Our team has been working on this issue and we have tried many remotes. I went to the school yesterday and it seems that they have designed a huge array. They are telling me that it works but until we go to competition we won’t know as things are always different at the venues.

I have a harmony remote for my home (880), and I can’t say anything about the power, but it does have a very wide view, just a little less then 180 degrees.

not commercially, but 599 has an array of 33 leds :slight_smile:
We are just waiting to have a robot that wont keep having some sort of problem so that programming can get the program tweaked out.

Now is there any place where we could obtain schematics for a super awesome home-made remote? Possibly one we could tweak for high powerness?

see TSAL6100 on http://www.rentron.com/remote_control/IRLED.htm
(also available from www.digikey.com or .ca)

“…Radiant Intensity:
If = 100mA, Radiant Intensity = 40 min - 60 typ mW/sr
If = 1A, Radiant Intensity = 340 min - 500 typ mW/sr
Can handle a “Surge Forward Current” up to 1.5A.
TSAL6100 – +/- 10 degree angle of half intensity
Use For “Long-Range” IR Applications…”

With new batteries, my basic sony remote went 60 feet. Unsoldered detector and installed TSAL6100 (no changes to resistor etc) and range was beyond 100ft (ran out of space to test further).

Was originally going to build one of the below items and put in multiple high power IRs but doesn’t seem to be a need for it.
http://www.rentron.com/remote_control/TINY-IR2.htm

Your real issue is shielding the IR receiver from other remotes and directing it at the hybrid driver even when the robot turns.

Our team was having problems with ours. It would only go a few feet in hhybrid mode.
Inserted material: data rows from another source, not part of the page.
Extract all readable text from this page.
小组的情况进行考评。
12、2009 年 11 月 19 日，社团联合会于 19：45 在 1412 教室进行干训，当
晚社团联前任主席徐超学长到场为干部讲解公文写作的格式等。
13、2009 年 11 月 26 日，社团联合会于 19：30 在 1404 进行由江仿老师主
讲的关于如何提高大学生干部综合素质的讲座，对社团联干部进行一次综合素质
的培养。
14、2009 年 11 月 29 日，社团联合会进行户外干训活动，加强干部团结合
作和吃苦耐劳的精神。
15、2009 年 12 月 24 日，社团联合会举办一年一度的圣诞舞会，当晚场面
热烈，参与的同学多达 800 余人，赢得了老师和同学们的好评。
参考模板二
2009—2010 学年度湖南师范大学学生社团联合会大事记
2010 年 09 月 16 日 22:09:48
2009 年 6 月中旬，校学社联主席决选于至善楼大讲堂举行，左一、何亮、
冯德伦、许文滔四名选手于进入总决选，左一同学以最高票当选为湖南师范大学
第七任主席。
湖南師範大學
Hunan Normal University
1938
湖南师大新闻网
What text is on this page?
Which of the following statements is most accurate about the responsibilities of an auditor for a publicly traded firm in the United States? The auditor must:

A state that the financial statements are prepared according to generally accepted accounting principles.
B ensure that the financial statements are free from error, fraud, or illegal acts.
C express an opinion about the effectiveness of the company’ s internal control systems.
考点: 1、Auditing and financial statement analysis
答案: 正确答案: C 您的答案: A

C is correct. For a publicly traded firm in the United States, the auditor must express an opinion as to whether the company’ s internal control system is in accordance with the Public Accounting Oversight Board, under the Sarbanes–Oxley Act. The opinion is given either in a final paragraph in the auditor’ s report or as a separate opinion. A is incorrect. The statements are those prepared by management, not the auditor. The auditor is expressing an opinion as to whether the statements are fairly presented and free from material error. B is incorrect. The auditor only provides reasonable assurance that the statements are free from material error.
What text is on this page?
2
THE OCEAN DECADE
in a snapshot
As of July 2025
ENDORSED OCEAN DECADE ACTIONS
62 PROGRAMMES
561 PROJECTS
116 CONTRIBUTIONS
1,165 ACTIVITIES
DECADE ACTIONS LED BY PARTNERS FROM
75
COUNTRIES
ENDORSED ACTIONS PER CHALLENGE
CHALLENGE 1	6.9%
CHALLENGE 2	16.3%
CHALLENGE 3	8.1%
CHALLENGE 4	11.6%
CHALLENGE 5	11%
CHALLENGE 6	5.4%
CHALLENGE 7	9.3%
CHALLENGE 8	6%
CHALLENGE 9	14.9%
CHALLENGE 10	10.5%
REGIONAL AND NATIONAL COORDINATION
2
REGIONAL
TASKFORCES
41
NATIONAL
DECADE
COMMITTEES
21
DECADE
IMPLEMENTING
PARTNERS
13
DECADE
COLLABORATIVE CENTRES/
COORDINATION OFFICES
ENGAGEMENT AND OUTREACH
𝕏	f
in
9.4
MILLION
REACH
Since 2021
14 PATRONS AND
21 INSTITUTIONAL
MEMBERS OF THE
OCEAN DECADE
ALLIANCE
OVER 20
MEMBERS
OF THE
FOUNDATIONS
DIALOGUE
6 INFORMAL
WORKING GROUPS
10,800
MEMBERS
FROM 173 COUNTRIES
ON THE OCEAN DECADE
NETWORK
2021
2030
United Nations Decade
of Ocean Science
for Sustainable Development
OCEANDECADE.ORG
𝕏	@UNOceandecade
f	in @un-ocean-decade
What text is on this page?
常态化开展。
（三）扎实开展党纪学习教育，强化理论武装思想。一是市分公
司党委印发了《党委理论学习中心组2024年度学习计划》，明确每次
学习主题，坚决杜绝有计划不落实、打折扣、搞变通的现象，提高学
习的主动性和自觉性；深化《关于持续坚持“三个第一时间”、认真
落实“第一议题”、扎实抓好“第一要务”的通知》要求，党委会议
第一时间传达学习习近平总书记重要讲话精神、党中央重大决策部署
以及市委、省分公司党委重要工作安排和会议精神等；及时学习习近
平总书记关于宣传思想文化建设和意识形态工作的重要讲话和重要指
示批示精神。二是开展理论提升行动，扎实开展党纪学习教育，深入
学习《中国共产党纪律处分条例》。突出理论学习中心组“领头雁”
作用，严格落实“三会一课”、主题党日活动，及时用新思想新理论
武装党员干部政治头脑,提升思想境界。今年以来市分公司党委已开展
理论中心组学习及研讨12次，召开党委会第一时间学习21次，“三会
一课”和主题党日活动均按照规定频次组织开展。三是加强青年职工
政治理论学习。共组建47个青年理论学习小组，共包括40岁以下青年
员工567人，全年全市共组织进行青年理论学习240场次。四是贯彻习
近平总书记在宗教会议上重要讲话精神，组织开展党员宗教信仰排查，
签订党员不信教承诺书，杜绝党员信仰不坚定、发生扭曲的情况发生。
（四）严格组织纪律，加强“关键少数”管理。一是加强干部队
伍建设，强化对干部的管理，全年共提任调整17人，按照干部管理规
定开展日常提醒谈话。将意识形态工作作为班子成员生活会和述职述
Then we put aluminum foil around the reciever. It worked very well after that and we were able to go 3/4 of the way around before losing control.

we built a super high powered remote. ew just ran wires out of the actual remote from where the signal pulses are sent and put them in an array of six LED transmitters. In testing we got it to go over 150 feet (the hallway was not long enough!).

we took a standard remote and soldered 4 more high powered LEDs into it at different angles, to improve our range in both directions.

so at the regionals we could control our bot just past the first line but then we lost it. Now if we just put some more IR LEDs in series around the one that’s already in the remote would we be able to control it farther? is it legal?

i figure in Atlanta it would help if we can get lots o’ points in autonomous

thanks for all of the help :smiley:

put them in parallel

also, use ones with low current drain but high output (look around!) this will make it so you dont kill your batterys every match!

also, look at the front of the remote through a camera. (to check if they work and to check if your batterys are dead)

We swapped out the standard led and used 3 high power LEDs in a remote (but did not change the current limiting resistor due to time and risk limitations). We found that we could make it to the end of the field most times and a very few times turn across the end line. (our robot’s IR sensor turned to face the hybrid driver as the robot turned using the gyro and a servo). But in a few matches we (nor our alliance hybrid drivers) could not move more than a few feet from the starting point. Our best guess is the opponents IR transmitters IR light was powerful and it bounced off the plexiglass (or lexan) (non-hybrid) driver “window” to reflect into our robot IR sensor.

Anything past a 100 feet is not going to do you much good. An array
of 33 leds makes the beam very wide. The idea of looking at
the wall with ccd based camera is good since most see in the infrared.

Experiments with a glass partition shows that quite a lot of the infrared
beam glances off ( relfects ) so you don’t get a whole lot through the
plexiglass center ( and posts! ).

Cross talk between remotes is the big problem.